Experimental study on the quantitative evaluation of the thermal stability performance and heat insulation characteristics of fire-fighting foam

Foam extinguishing agents are crucial for the suppression of flammable liquid fires. Their thermal stability performance and heat insulation characteristics are critical indicators to evaluate the efficiency of the fire-fighting foam. There have been some studies focused on exploring the behavior of fire-fighting foams exposed to radiant heating. However, the decay mechanisms and heat transfer behaviors of the foam at the micro-scale are still unclear and require further clarification. Therefore, in this study, the volume reduction coefficient, falling time of foam column height, and the temperature profiles of the foam layer under the thermal radiation environment of different conditions are discussed. The results indicate that the high temperature generated by the radiative heat flux will accelerate the collapse rate of the foam layer.
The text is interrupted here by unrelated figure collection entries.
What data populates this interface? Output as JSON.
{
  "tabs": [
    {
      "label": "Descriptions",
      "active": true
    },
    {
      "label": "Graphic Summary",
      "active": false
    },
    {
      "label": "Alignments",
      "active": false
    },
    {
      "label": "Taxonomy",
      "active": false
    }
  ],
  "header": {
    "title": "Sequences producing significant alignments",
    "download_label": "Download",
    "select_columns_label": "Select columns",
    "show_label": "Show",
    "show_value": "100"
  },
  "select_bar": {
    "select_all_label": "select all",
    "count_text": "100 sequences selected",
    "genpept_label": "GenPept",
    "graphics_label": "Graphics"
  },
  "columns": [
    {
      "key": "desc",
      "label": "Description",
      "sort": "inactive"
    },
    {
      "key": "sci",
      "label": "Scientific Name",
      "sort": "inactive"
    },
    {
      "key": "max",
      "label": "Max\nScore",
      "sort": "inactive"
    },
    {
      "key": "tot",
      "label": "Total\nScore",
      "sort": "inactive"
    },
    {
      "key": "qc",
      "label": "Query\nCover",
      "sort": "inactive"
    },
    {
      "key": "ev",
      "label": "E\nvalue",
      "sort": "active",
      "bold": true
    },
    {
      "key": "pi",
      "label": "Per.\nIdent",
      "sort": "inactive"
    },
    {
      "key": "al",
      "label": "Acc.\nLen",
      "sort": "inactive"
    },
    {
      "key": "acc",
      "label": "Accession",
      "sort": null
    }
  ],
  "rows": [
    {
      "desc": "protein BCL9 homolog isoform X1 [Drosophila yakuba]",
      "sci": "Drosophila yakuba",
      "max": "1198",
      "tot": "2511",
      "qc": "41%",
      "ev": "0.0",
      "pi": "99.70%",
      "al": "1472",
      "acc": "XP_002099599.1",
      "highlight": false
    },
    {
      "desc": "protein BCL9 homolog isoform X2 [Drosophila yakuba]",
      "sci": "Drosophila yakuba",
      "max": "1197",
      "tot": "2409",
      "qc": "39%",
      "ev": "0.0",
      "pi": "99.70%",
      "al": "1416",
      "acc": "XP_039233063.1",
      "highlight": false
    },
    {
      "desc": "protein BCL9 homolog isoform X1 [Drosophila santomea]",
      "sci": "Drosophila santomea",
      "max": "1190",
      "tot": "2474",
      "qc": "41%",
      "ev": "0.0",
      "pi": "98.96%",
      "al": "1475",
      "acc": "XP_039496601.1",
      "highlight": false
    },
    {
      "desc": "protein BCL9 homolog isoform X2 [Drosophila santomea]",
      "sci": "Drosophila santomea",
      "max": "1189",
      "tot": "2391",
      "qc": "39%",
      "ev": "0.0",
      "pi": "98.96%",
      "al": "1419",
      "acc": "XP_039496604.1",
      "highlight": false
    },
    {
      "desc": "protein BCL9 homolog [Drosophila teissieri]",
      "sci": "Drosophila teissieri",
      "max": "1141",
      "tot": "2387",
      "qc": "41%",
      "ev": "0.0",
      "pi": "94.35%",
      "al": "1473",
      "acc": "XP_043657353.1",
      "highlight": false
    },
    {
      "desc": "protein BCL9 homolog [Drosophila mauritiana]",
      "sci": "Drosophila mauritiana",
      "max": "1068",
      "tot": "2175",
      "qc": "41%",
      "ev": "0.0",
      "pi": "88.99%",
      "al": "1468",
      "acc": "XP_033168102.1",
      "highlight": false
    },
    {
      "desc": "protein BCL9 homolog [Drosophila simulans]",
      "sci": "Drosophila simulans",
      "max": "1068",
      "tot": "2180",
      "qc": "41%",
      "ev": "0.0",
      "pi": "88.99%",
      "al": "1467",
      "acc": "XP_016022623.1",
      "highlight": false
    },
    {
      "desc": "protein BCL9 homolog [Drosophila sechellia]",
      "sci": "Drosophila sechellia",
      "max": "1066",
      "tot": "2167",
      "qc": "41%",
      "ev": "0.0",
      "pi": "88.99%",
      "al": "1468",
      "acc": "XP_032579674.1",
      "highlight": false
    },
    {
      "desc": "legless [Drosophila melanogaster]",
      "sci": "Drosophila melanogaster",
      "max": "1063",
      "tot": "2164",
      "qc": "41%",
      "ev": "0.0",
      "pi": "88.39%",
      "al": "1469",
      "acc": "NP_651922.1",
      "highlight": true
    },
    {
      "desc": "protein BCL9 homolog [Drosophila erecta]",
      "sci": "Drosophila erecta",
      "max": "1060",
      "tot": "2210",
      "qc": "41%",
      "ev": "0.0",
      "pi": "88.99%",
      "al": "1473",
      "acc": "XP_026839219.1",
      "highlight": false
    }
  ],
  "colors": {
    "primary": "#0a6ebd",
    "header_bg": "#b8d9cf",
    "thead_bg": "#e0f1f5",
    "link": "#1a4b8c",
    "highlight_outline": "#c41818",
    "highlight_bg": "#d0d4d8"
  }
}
The stability of the foam structure will be seriously damaged. There is a relationship between heat radiation intensity and foam attenuation coefficient. The empirical model for reflecting the fire-fighting foam collapse process under the fire environment with high heat radiation flux is modified. Moreover, the average collapse rate and temperature difference gradient are used to characterize the thermal stability performance and heat insulation characteristics of the foam. Analysis of the micro-scale foam structure parameters from the foam scans has revealed that the thermal stability performance and heat insulation characteristics of the foam are stronger when the surface tension of the foam is within the range of 17.4–20.4 mN/m.